One of my advanced students told my teachers that he didn't like using his hand as a part of the lead. He said he had been trained to NOT use his right hand and embrace to control movement. Oscar told him that he could continue to dance like that and "do your four or five moves" but in order to develop clear leads for more moves, he needed to learn to use the marca.

This is to head off all the comments from those of you who say to me, "But [x teacher] told me not to use my hands!" I believe that that person probably just didn't understand 100% how to make this dance easier and more elegant. Yes, it IS more work to learn to lead this way, but it means that your follower will go where you want, and do what you want them to do. I personally like to see that glazed, happy look on my follower's face after a tanda; don't you?

The point of the marca is not to signal the follower, but rather to be able to control the follower's movement gently and effectively. The follower does not need to "know" a signal because the follower's body is adjusted by the marca to make the move work.

The marca needed for step size is the suspension of the follower WHILE MOVING. When I suspend the follower:

  • If she is stationary, she will (hopefully) stay put on one leg;
  • If she is moving when you suspend, the follower's feet stay under her more, making her steps smaller: this is what we need!


Medialuna to the left (1st part of the combination)

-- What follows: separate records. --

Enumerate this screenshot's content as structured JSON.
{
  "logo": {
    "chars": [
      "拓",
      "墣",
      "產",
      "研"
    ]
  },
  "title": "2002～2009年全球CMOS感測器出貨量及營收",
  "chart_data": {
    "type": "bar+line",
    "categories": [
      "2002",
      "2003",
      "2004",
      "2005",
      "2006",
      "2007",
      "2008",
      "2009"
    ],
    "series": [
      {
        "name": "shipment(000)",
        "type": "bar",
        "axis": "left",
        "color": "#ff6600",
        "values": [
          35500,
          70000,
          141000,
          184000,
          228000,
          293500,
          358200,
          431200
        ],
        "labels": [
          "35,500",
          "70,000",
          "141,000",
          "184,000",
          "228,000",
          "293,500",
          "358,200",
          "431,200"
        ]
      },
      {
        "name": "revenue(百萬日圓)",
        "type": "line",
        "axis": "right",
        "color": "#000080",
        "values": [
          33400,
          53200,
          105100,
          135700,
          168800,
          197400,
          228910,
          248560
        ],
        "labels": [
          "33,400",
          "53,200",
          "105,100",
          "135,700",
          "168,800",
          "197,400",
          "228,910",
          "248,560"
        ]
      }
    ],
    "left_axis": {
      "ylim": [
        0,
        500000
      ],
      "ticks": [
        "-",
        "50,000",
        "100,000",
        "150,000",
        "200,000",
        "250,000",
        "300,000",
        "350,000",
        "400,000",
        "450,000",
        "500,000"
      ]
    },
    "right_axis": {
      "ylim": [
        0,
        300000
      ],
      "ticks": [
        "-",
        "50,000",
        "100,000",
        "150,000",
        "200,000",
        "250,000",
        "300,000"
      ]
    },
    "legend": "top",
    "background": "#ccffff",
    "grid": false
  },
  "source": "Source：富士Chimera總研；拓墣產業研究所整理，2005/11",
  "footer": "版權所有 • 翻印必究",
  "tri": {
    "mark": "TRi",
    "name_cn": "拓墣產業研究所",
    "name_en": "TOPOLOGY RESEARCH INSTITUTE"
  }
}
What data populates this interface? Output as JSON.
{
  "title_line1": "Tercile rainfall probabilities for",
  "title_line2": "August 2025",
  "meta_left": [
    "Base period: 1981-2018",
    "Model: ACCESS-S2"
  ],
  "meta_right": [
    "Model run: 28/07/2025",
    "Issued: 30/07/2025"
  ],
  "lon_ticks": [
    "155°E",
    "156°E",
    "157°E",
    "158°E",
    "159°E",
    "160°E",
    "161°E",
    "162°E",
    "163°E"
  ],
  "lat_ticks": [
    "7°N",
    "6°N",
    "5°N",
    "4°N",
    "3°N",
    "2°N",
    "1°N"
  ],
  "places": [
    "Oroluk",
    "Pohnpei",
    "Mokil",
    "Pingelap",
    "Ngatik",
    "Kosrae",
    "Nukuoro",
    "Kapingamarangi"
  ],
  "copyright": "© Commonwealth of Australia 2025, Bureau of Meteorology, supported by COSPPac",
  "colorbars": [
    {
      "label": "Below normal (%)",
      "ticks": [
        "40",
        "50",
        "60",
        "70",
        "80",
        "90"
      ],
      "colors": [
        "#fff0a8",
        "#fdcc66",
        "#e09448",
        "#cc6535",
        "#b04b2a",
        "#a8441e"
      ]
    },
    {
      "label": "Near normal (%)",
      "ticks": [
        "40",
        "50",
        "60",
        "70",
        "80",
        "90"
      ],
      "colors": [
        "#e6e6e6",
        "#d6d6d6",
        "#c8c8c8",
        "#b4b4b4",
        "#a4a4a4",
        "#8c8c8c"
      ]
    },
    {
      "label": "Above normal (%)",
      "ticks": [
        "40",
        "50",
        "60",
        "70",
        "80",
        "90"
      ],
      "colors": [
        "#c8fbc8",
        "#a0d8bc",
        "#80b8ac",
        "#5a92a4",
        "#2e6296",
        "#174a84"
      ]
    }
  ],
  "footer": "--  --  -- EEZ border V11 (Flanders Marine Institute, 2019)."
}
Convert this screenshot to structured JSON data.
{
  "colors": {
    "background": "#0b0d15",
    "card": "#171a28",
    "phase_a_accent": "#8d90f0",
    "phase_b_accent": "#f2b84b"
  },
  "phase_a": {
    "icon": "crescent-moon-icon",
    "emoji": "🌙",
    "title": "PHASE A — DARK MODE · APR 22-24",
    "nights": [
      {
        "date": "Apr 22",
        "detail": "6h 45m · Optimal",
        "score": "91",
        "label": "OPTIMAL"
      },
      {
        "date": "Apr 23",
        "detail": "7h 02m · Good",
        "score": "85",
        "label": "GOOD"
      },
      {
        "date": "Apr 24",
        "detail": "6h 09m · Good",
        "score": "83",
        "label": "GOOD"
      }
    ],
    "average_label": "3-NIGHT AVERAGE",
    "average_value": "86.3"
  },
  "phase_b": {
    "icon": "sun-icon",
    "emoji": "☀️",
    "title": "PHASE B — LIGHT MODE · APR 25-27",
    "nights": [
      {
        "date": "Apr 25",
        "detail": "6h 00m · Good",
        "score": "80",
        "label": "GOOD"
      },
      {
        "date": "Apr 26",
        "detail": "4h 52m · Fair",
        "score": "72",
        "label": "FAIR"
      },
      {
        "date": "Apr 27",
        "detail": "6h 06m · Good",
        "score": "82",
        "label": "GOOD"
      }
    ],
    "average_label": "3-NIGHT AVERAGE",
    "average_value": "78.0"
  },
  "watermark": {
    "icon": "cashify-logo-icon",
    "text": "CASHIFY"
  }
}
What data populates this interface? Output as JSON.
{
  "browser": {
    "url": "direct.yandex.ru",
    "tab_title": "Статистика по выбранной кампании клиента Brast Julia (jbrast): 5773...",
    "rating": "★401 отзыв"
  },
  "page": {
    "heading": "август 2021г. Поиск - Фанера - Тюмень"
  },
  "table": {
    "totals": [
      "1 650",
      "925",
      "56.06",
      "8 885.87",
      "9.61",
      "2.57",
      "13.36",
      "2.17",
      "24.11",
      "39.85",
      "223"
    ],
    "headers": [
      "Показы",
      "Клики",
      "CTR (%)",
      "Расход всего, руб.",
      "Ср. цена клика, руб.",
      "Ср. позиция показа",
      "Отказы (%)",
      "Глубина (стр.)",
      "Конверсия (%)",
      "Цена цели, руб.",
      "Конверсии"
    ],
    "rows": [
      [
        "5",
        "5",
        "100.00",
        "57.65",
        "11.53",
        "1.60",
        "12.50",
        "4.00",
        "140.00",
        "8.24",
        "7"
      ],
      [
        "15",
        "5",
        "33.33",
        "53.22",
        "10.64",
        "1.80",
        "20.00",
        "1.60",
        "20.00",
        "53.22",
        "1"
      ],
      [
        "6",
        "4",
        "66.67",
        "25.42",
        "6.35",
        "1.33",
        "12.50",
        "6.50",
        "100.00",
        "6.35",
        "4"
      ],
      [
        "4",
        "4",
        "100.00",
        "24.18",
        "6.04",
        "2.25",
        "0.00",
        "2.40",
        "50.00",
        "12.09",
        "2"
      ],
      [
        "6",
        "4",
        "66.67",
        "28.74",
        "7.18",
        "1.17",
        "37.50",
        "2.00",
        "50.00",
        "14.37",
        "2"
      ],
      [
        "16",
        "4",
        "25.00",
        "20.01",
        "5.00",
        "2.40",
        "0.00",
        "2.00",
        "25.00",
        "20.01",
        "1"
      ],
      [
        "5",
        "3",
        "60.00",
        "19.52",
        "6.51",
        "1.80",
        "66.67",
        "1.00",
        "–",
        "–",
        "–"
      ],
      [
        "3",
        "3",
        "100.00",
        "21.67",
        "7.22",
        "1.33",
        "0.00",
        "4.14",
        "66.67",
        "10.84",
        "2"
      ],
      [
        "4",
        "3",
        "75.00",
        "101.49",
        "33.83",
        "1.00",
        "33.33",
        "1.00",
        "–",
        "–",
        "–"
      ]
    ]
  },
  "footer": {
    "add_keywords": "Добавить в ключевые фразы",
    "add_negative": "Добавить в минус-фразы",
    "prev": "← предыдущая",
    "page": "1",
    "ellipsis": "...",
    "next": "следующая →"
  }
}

Rather than getting three medium-sized steps for the medialuna, this combination asked the follower to step "big-big-tiny" in order to end in the cross: #4 is the key part:

  1. salida
  2. regresa (side step back towards original position)
  3. 1 step LOD (leader left foot, follower right foot)
  4. medialuna to the left, with the leader stepping forward diagonal on the first step with the right AND STAYING ON THAT FOOT, and then pivoting in place with the chest to twist the follower into the cross, rather than taking a forward step on the third step of the turn.
  5. Use the marca to pivot the follower into the cross with a light suspension. This limitls the size of step the follower can take.
  6. Collect and (if needed) pivot counterclockwise, then both move laterally facing left diagonal LOD, and collect again to pivot clockwise and step laterally, facing right diagonal.
  7. End ready to move LOD.

 A note: I teach followers to do uniform giro steps UNLESS led to do #4. Other teachers in the community teach to automatically do the cross, but then the leader has only one option for movement. This way, the leader has a choice of possible movements, one of which is to truncate the forward step into the cross.

Main object of doing this medialuna into the cross: use your new skills in step size to adjust spatially to position your next move on the crowded dance floor.